Training and additional support

The administrative personnel must be correspondingly competent to ensure the secure installation, configuration, and operation of a directory service. When selecting software products for a directory service, it is therefore necessary to check if suitable training is offered for this purpose by the manufacturer or an independent provider.

Additional support may be needed from the manufacturer or a third party if complex problems arise during live operation of the directory service. For this reason, consideration should be given to signing suitable support agreements or service level agreements (SLAs) when purchasing directory service components.

The training and support services required must be included in the calculation of the total cost of the directory service.

Tools

There is generally a wide range of tools available for the administration of directory services and administration of the data. When selecting a directory service, it is therefore also necessary to determine if suitable tools are available to aid the administration of the directory service. In addition, it is necessary to check if these tools meet the requirements specified for them.
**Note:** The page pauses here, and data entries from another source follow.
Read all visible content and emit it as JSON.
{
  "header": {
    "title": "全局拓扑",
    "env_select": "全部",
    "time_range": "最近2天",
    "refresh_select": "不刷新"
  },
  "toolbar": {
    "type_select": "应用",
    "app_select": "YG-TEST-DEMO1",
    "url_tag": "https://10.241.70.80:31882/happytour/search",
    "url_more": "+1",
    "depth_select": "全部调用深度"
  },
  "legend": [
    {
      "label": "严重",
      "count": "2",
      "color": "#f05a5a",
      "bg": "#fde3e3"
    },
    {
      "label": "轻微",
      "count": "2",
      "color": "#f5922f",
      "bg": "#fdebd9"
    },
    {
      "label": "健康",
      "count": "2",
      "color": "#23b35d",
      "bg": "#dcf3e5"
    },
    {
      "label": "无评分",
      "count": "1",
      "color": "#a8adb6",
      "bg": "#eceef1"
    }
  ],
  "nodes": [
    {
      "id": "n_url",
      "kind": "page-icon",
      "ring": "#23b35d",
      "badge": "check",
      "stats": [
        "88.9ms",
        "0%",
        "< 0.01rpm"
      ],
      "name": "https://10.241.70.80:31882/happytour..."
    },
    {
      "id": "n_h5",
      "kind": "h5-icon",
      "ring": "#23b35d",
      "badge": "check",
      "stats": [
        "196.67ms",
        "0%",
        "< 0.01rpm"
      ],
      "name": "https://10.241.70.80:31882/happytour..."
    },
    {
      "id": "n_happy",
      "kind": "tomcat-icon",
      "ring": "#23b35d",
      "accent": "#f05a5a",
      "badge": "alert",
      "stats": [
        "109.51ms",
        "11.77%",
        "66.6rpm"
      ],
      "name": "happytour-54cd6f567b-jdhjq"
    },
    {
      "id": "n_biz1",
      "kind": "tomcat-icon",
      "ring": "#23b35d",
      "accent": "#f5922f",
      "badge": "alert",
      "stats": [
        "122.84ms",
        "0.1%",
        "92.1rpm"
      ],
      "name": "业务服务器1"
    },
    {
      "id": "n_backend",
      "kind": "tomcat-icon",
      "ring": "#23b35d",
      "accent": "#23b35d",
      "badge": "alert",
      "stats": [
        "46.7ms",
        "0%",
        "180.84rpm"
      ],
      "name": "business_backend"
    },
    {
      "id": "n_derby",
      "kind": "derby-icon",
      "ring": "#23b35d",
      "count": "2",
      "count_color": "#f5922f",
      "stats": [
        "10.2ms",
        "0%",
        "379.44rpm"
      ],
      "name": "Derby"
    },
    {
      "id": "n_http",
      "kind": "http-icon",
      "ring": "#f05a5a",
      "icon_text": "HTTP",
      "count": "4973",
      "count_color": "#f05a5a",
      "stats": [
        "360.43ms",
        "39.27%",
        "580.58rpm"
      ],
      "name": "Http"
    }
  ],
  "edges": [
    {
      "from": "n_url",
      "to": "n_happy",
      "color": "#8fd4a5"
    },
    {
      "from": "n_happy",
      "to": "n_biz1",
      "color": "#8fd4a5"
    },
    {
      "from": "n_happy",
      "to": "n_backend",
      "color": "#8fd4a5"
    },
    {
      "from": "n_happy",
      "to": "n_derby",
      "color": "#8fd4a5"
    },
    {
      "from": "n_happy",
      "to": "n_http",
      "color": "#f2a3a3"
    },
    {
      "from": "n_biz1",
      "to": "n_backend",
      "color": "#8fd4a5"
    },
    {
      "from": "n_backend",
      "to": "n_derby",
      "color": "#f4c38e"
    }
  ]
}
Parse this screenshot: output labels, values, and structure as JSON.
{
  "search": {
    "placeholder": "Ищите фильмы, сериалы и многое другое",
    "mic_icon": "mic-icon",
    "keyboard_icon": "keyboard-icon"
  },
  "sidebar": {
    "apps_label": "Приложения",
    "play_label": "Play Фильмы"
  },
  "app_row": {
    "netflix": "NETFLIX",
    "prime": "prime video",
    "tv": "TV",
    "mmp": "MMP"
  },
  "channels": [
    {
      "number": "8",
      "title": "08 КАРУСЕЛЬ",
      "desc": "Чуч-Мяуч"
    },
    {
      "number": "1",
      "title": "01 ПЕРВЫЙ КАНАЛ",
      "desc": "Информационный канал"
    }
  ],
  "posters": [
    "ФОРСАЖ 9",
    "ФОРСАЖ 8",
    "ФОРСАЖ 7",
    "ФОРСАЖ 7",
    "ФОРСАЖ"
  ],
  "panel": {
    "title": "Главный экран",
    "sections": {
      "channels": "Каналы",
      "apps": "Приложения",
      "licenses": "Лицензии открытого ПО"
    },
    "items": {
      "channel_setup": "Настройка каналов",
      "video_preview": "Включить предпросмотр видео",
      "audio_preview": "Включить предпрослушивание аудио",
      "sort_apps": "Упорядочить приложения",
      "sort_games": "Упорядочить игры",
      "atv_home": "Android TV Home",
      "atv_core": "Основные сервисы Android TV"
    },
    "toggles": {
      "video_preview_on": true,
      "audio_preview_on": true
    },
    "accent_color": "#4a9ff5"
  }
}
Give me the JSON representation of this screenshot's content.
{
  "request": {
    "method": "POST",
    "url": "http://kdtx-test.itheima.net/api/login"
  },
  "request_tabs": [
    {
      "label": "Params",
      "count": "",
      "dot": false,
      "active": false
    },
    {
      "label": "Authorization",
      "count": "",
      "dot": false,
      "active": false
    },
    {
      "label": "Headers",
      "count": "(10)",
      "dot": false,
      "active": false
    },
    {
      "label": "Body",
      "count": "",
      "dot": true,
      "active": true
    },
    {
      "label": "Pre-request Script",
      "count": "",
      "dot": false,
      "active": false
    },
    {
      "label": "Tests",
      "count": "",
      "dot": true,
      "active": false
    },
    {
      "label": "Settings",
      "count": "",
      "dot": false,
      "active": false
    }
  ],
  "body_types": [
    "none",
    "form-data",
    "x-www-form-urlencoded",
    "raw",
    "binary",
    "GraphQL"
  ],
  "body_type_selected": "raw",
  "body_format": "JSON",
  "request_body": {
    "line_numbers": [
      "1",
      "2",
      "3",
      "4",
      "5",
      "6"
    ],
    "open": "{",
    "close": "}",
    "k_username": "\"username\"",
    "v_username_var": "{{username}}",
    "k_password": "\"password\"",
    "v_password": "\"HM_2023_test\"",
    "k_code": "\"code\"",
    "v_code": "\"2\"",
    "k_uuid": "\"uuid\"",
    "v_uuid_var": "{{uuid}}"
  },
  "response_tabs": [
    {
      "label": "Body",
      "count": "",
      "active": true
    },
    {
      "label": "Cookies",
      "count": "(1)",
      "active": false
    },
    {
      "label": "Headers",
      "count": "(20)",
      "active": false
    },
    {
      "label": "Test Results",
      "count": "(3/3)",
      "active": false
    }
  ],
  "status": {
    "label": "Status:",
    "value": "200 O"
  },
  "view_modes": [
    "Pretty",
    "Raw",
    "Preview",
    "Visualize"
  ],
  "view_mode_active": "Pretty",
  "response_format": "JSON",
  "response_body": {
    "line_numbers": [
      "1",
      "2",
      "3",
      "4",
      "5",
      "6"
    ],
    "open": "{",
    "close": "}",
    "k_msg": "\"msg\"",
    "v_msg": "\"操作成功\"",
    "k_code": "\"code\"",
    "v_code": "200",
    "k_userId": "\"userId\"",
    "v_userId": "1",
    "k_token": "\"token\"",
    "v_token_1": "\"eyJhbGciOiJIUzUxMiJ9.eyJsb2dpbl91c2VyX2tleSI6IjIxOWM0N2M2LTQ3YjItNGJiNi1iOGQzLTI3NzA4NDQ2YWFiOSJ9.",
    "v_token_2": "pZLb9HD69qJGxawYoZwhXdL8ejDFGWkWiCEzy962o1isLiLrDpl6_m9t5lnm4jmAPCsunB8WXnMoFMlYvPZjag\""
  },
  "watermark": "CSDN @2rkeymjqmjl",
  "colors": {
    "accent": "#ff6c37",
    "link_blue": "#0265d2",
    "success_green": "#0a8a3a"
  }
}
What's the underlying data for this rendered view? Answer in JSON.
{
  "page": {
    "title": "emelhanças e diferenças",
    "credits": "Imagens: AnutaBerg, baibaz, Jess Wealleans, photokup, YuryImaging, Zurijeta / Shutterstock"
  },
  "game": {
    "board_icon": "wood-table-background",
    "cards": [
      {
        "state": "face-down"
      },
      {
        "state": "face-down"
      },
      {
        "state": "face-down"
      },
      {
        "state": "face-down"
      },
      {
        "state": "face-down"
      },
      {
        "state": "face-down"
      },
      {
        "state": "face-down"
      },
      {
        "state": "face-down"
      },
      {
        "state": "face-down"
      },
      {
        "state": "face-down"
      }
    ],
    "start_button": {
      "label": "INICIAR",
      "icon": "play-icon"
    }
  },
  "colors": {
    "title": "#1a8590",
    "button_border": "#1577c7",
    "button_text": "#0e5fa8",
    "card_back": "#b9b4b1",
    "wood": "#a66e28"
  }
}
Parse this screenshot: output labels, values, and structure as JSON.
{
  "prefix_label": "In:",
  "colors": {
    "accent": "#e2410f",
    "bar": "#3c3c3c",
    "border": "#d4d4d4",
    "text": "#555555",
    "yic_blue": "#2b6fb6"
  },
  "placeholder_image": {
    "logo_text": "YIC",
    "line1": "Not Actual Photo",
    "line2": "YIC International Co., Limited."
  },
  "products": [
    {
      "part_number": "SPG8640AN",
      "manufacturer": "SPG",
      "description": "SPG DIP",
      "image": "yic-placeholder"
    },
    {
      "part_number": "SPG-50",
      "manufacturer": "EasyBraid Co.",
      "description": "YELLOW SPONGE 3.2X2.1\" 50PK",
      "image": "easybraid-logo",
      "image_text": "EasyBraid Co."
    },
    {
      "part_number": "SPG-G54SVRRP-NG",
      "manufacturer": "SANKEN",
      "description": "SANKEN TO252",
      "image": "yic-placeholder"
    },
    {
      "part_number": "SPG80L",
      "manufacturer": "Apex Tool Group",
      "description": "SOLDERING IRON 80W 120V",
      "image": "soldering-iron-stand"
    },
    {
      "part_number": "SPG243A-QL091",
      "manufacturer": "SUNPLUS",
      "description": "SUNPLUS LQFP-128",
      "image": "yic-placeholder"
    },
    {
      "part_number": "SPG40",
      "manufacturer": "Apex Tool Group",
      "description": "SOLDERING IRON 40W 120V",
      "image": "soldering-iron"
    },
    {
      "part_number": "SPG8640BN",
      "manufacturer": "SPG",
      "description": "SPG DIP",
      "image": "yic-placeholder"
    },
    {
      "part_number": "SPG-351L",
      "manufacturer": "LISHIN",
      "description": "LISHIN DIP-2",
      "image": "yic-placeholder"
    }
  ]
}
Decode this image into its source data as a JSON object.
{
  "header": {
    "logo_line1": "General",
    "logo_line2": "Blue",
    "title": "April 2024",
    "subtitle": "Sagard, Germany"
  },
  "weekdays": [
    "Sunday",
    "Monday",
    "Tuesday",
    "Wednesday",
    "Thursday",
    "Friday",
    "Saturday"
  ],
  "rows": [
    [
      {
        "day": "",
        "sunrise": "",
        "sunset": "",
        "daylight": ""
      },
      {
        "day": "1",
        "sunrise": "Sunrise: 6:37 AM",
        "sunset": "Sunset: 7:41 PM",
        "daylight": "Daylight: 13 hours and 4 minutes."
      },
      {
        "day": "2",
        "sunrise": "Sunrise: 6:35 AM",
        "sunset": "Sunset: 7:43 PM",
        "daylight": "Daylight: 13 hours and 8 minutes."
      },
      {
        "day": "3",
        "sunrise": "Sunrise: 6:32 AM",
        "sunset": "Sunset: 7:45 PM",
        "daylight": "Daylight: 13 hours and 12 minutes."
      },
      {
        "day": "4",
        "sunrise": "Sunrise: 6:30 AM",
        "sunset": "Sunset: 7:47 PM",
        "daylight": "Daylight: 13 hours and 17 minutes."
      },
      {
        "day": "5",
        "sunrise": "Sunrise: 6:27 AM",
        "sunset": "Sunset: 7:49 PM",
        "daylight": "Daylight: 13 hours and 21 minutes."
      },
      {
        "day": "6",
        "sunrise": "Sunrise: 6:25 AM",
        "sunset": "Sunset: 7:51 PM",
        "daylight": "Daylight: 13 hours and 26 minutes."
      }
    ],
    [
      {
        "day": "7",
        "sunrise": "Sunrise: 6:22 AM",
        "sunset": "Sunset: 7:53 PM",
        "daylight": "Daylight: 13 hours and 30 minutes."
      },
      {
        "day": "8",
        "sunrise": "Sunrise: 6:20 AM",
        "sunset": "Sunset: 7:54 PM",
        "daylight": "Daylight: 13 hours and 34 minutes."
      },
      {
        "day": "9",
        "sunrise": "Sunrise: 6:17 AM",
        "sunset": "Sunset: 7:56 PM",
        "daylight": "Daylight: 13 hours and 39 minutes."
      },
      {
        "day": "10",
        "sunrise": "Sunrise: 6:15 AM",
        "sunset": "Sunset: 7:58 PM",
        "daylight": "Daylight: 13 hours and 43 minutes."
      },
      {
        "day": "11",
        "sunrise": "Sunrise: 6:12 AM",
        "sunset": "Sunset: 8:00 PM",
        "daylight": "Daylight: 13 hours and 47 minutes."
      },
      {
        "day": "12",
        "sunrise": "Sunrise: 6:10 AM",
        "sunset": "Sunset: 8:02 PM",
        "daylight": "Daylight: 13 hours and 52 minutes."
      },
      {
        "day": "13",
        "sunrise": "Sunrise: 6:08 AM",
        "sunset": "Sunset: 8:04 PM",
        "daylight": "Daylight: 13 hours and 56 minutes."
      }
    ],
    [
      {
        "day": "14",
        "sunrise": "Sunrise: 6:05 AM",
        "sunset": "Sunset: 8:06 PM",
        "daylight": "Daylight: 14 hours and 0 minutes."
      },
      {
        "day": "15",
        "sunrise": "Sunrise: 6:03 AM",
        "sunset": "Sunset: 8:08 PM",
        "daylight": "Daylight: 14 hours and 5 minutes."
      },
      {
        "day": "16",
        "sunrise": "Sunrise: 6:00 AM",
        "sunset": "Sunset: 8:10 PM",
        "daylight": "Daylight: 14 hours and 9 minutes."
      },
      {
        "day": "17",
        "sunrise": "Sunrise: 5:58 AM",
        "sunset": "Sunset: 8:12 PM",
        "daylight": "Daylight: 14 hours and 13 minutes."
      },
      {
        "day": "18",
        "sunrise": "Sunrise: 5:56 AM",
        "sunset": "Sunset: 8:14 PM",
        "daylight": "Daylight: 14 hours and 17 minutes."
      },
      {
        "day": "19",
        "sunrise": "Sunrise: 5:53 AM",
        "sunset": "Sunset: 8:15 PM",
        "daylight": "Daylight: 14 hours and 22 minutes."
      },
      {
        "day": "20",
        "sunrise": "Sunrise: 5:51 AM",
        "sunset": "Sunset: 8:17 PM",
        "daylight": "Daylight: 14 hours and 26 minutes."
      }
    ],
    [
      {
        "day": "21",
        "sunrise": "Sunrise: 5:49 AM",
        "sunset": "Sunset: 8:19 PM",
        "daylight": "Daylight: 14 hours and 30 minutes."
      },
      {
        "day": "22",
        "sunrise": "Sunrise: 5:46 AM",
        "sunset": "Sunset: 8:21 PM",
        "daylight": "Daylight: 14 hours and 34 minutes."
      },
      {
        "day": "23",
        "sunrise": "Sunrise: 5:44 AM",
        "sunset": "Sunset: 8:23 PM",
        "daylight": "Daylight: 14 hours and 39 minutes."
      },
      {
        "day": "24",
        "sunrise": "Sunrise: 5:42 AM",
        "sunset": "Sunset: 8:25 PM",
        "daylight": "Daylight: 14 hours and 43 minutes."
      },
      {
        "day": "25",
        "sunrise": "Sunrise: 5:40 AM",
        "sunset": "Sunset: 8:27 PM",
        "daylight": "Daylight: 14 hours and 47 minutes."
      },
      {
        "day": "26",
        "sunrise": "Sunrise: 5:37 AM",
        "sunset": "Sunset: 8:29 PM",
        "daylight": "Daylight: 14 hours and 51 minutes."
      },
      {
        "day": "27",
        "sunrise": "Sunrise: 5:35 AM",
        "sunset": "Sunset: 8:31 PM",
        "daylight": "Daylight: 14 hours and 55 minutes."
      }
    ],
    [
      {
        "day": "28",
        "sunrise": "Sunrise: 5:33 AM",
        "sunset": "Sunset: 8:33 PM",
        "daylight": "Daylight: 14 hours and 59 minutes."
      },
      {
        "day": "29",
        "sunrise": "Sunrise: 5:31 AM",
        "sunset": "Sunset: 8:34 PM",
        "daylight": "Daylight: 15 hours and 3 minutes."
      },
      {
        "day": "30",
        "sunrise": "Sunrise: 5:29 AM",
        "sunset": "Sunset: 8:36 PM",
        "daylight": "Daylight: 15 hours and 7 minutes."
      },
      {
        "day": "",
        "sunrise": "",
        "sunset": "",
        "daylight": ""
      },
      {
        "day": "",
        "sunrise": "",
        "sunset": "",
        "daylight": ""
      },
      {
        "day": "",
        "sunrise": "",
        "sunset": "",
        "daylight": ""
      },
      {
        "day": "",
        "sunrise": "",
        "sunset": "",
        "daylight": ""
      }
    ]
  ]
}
• Do the tools provide adequate support for the administration of the directory service as well as for the data of the directory service? Does the administration of the directory service during installation, configuration, and operation provide adequate support considering the complexity of the directory service in order to avoid errors and mistakes for the most part?
• Can the interfaces and access to the administration and monitoring functions be adequately protected using these tools?

Scalability

The performance of the underlying database is also important to the availability of the directory service.

• Is the directory service adequately scalable? Will the directory service also be able to meet future demands/requirements in terms of its structures and number of possible entries?

Hardware

If the hardware intended to be used for the directory service or the operating system running on this hardware is already available or already allocated for some other reason, then this will generally limit the range of software products considered suitable for selection, and this fact must be taken into account.

If, on the other hand, the directory service needs to be integrated into a heterogeneous landscape of hardware and operating systems, then the directory service software must support this landscape.

If it is necessary to purchase new hardware and/or operating systems for the directory service to be created, then the performance and storage space requirements must be met in order to guarantee the availability of the directory service and the integrity of its data (see also S 2.317 Criteria for the procurement of servers)

Networks

The same also applies to the network infrastructure. If existing networks with prescribed bandwidths will be used, then the directory service components must be selected so that it is possible to distribute the network load generated by requests to the directory service, which in turn ensures that it is possible to maintain the availability of the service.

When planning a new network or an extension of the existing network, the communication connections must be designed so that they will be able to meet the requirements resulting from the analysis of the expected level of network traffic sent to and from the directory service.

Review questions:

• Is there a catalogue of criteria available for the selection and purchase of the components for the directory service?
• Were the security requirements for each component of the directory service formulated according to its purpose?